India would do well to take President Asif Ali Zardari at his word and hold him to it. Ordinary Pakistanis, civil society activists, professionals and many of the political actors would really like Pakistan to get rid of the jihad groups and the terrorist network. The Pakistani army itself is not monolithically hawkish, or fully identified with jihad forces. India should make its appreciation of these differences clear to the people of Pakistan and the only democratic instrument they have – the Zardari government. India should leave the difficult task of pressurizing Pakistan to systematically take on the jihad groups to the US and the NATO countries. In any event, the terrorist network in Pakistan cannot be dealt with in isolation from the goings on in Afghanistan. The incoming Obama administration has its work cut out in embarking on a triangulation exercise of an international kind, involving Afghanistan, Pakistan and India.

On the vexed question of Kashmir, Pakistan would be well advised to avoid the ‘K’ word to provoke India in international parleys, such as it did at the UN recently. Just as Pakistan is asking for patience and help to put its house in order, so must India be given the time and space to rethink its position and explore new possibilities for Kashmir. As Tariq Ali recently remarked, a feasible solution to the Kashmiri problem as well as the Tamil question in Sri Lanka could well be a South Asian arrangement that recognizes, where necessary, ethno-territorial autonomies within the existing state boundaries.

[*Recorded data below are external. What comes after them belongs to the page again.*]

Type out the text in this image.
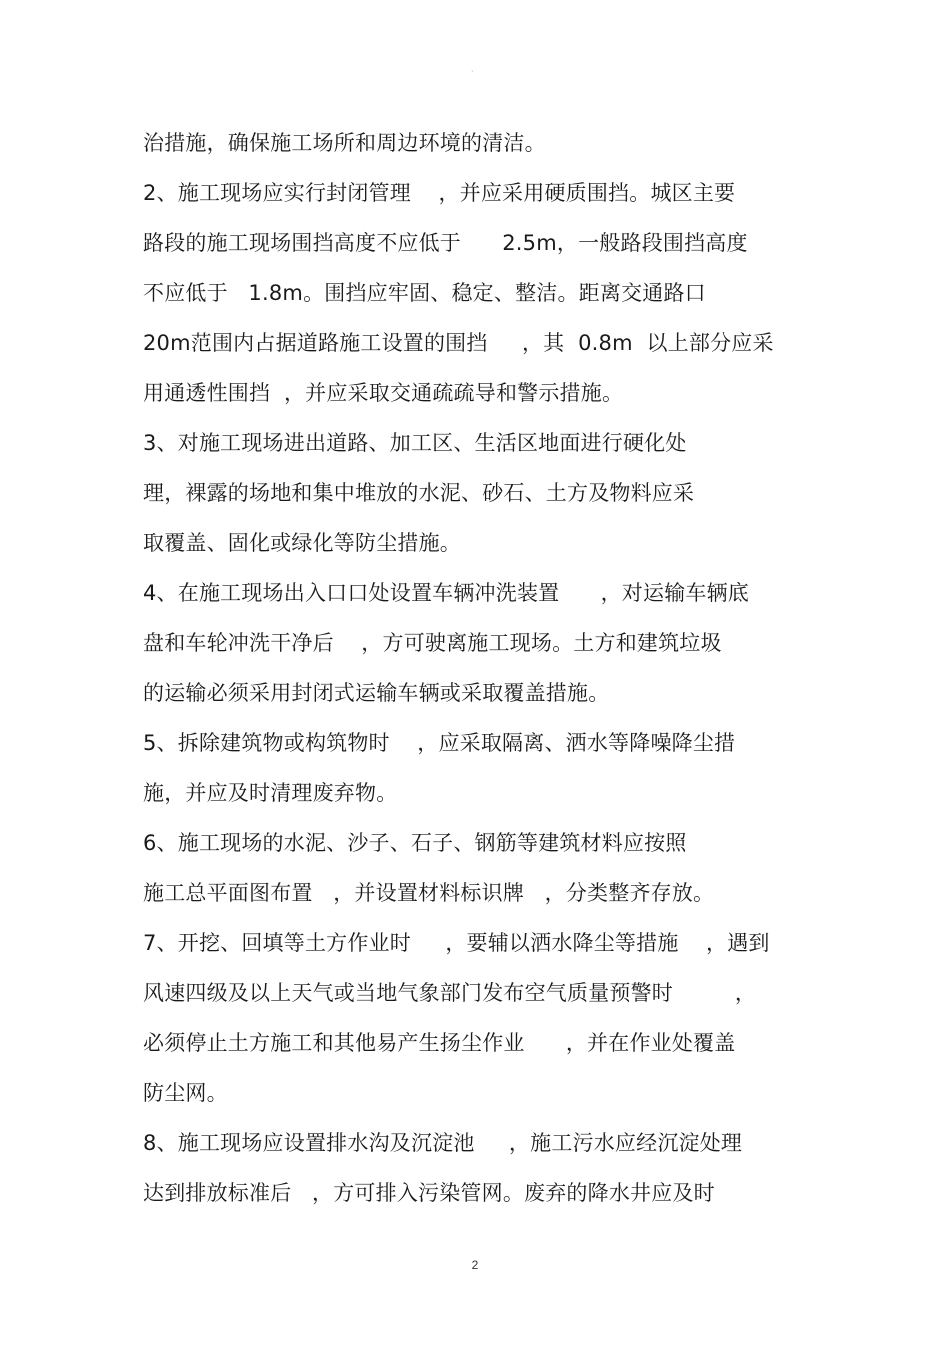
·
治措施，确保施工场所和周边环境的清洁。
2、施工现场应实行封闭管理    ，并应采用硬质围挡。城区主要
路段的施工现场围挡高度不应低于      2.5m，一般路段围挡高度
不应低于   1.8m。围挡应牢固、稳定、整洁。距离交通路口
20m范围内占据道路施工设置的围挡     ，其  0.8m  以上部分应采
用通透性围挡  ，并应采取交通疏疏导和警示措施。
3、对施工现场进出道路、加工区、生活区地面进行硬化处
理，裸露的场地和集中堆放的水泥、砂石、土方及物料应采
取覆盖、固化或绿化等防尘措施。
4、在施工现场出入口口处设置车辆冲洗装置      ，对运输车辆底
盘和车轮冲洗干净后    ，方可驶离施工现场。土方和建筑垃圾
的运输必须采用封闭式运输车辆或采取覆盖措施。
5、拆除建筑物或构筑物时    ，应采取隔离、洒水等降噪降尘措
施，并应及时清理废弃物。
6、施工现场的水泥、沙子、石子、钢筋等建筑材料应按照
施工总平面图布置   ，并设置材料标识牌   ，分类整齐存放。
7、开挖、回填等土方作业时     ，要辅以洒水降尘等措施    ，遇到
风速四级及以上天气或当地气象部门发布空气质量预警时         ，
必须停止土方施工和其他易产生扬尘作业      ，并在作业处覆盖
防尘网。
8、施工现场应设置排水沟及沉淀池     ，施工污水应经沉淀处理
达到排放标准后   ，方可排入污染管网。废弃的降水井应及时
2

The first of the five principles of the Gujral Doctrine is for India not to ask for reciprocity in its relations with Bangladesh, Bhutan, Maldives, Nepal and Sri Lanka, but to give and accommodate what it can in good faith and trust. By and large, India has been acting in this manner with these countries both before and after the Gujral Doctrine. Strange as it may seem, India should apply the same principle to Pakistan without seeming to be condescending. Even if the government of Pakistan is not “an innocent bystander”, as Fareed Zakaria, a Mumbai born American Muslim, has called it, the people of Pakistan are innocent bystanders as jihad terrorists launch attacks on India. And the Pakistani people need every help they can get to rid of the menace in their nation’s bosom.

1 Comments

Thanks for the wonderfull article spanning histories, nations and political ideologies. I agree it is imporatnt that India doesnt attack pakistan at this monet in time with the newly elect Zardari in power. Any attack might send the whole region into further unmanageble chaos than it already it finds itself in.

One thing I will like to draw attention though.

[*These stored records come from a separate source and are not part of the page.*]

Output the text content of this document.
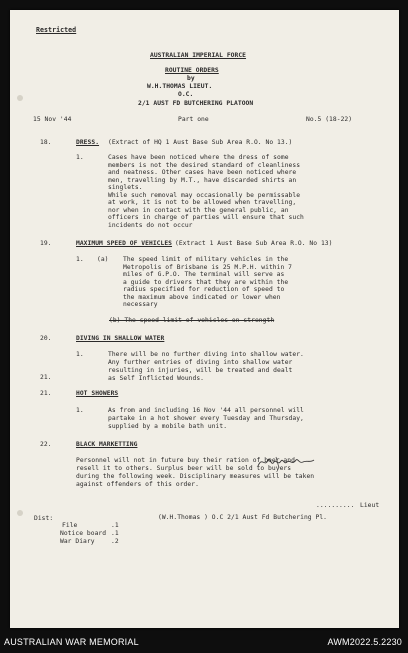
Restricted
AUSTRALIAN IMPERIAL FORCE
ROUTINE ORDERS
by
W.H.THOMAS LIEUT.
O.C.
2/1 AUST FD BUTCHERING PLATOON
15 Nov '44	Part one	No.5 (18-22)
18.	DRESS. (Extract of HQ 1 Aust Base Sub Area R.O. No 13.)
1.	Cases have been noticed where the dress of some
members is not the desired standard of cleanliness
and neatness. Other cases have been noticed where
men, travelling by M.T., have discarded shirts an
singlets.
While such removal may occasionally be permissable
at work, it is not to be allowed when travelling,
nor when in contact with the general public, an
officers in charge of parties will ensure that such
incidents do not occur
19.	MAXIMUM SPEED OF VEHICLES (Extract 1 Aust Base Sub Area R.O. No 13)
1. (a) The speed limit of military vehicles in the
Metropolis of Brisbane is 25 M.P.H. within 7
miles of G.P.O. The terminal will serve as
a guide to drivers that they are within the
radius specified for reduction of speed to
the maximum above indicated or lower when
necessary
(b) The speed limit of vehicles on strength
20.	DIVING IN SHALLOW WATER
1.	There will be no further diving into shallow water.
Any further entries of diving into shallow water
resulting in injuries, will be treated and dealt
21.	as Self Inflicted Wounds.
21.	HOT SHOWERS
1.	As from and including 16 Nov '44 all personnel will
partake in a hot shower every Tuesday and Thursday,
supplied by a mobile bath unit.
22.	BLACK MARKETTING
Personnel will not in future buy their ration of beer and
resell it to others. Surplus beer will be sold to buyers
during the following week. Disciplinary measures will be taken
against offenders of this order.
.......... Lieut
Dist:
File	.1
Notice board .1
War Diary	.2
(W.H.Thomas ) O.C 2/1 Aust Fd Butchering Pl.
AUSTRALIAN WAR MEMORIAL	AWM2022.5.2230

Mr Rajan Phillips (and countless other commentators) quite rightly remind us of the infringement of the rights of minorities in India. But never writes about the countless suffering of HIndus and Christian minorites in Pakistan, Bangladesh and Afganistan.

The fact that thre is political dissent and outrage when minorities are targetted it selfis a encouraging sign of democracy. The writer and coutless other leberals of a certain ilk always lets off the Muslim states around India who were started on the basis of religious singularity which hasnt any space for its minorities at all.